This train is bound for glory at Marysville church

MARYSVILLE — Patrick Huntsinger tinkers with train sets, but certainly not in the conventional way.

MARYSVILLE — Patrick Huntsinger tinkers with train sets, but certainly not in the conventional way.

He stresses that he’s a “runner” rather then a “collector.”

His sets are scaled to real-life proportions of an actual train and environment.

“I designed it so I can have long straightaways to make believable trains,” he said.

He tries to get every train as long as he can.

It takes him about three hours to get an entire set powered and moving, he said.

It actually takes him longer to put up the scenery surrounding it.
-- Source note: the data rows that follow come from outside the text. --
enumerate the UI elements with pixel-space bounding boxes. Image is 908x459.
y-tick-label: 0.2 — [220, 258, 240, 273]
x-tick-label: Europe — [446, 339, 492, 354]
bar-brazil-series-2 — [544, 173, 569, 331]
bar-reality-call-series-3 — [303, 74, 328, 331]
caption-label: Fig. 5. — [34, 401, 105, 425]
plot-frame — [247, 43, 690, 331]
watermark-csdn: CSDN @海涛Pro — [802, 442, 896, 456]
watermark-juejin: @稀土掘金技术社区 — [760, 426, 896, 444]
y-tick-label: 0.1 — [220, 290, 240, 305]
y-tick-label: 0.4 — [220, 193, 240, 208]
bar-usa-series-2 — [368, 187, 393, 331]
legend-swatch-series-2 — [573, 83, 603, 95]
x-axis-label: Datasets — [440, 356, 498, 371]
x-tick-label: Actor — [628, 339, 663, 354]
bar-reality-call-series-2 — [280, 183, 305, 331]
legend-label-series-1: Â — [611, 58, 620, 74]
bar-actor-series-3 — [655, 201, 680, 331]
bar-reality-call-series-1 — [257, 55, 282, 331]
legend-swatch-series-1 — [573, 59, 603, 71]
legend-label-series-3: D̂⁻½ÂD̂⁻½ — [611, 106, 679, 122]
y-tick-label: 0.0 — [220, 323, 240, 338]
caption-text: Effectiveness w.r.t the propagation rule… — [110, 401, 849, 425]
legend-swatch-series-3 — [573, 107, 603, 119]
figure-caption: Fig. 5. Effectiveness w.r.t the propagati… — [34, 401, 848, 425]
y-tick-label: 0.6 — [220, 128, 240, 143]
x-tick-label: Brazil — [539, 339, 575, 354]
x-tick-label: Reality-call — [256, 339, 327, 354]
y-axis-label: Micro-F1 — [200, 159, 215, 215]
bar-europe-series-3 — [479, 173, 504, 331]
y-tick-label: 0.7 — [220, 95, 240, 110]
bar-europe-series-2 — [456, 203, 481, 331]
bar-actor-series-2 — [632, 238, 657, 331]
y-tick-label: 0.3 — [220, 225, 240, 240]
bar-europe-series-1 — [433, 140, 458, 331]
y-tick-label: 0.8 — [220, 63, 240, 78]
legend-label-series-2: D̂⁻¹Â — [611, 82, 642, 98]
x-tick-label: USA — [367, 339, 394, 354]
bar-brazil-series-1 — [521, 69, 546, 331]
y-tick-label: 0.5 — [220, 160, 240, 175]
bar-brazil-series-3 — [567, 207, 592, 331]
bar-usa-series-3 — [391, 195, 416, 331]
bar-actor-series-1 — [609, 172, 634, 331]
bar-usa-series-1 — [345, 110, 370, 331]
The railroad track is 300 feet long, but is scaled to about two and a half miles.

“People are just stunned to see a set this large,” he said.

“This is the appeal — big and noisy.”

He will also only buy particular carts.

For example, he stays away from Lionel brands because, though they are based off of real carts, are not realistically scaled.

He got into train set running in the early 1990’s in Kansas City.

“I played with them with the kids, and then they just sat around in boxes for years,” he said of the railcars.

“Then I decided to do something with them.”

Though a miniature version of a railroad system, running it is exactly the same, down to how the trains move and how they are powered, he said.

“The physics are the same,” he said.

He tried to get some businesses to display his set, but didn’t get any responses.

He attended Reset Church in Marysville for a while. And he thought it would be the perfect location.

“Why not just set it up and have it free to the public,” he said of the display not set up there.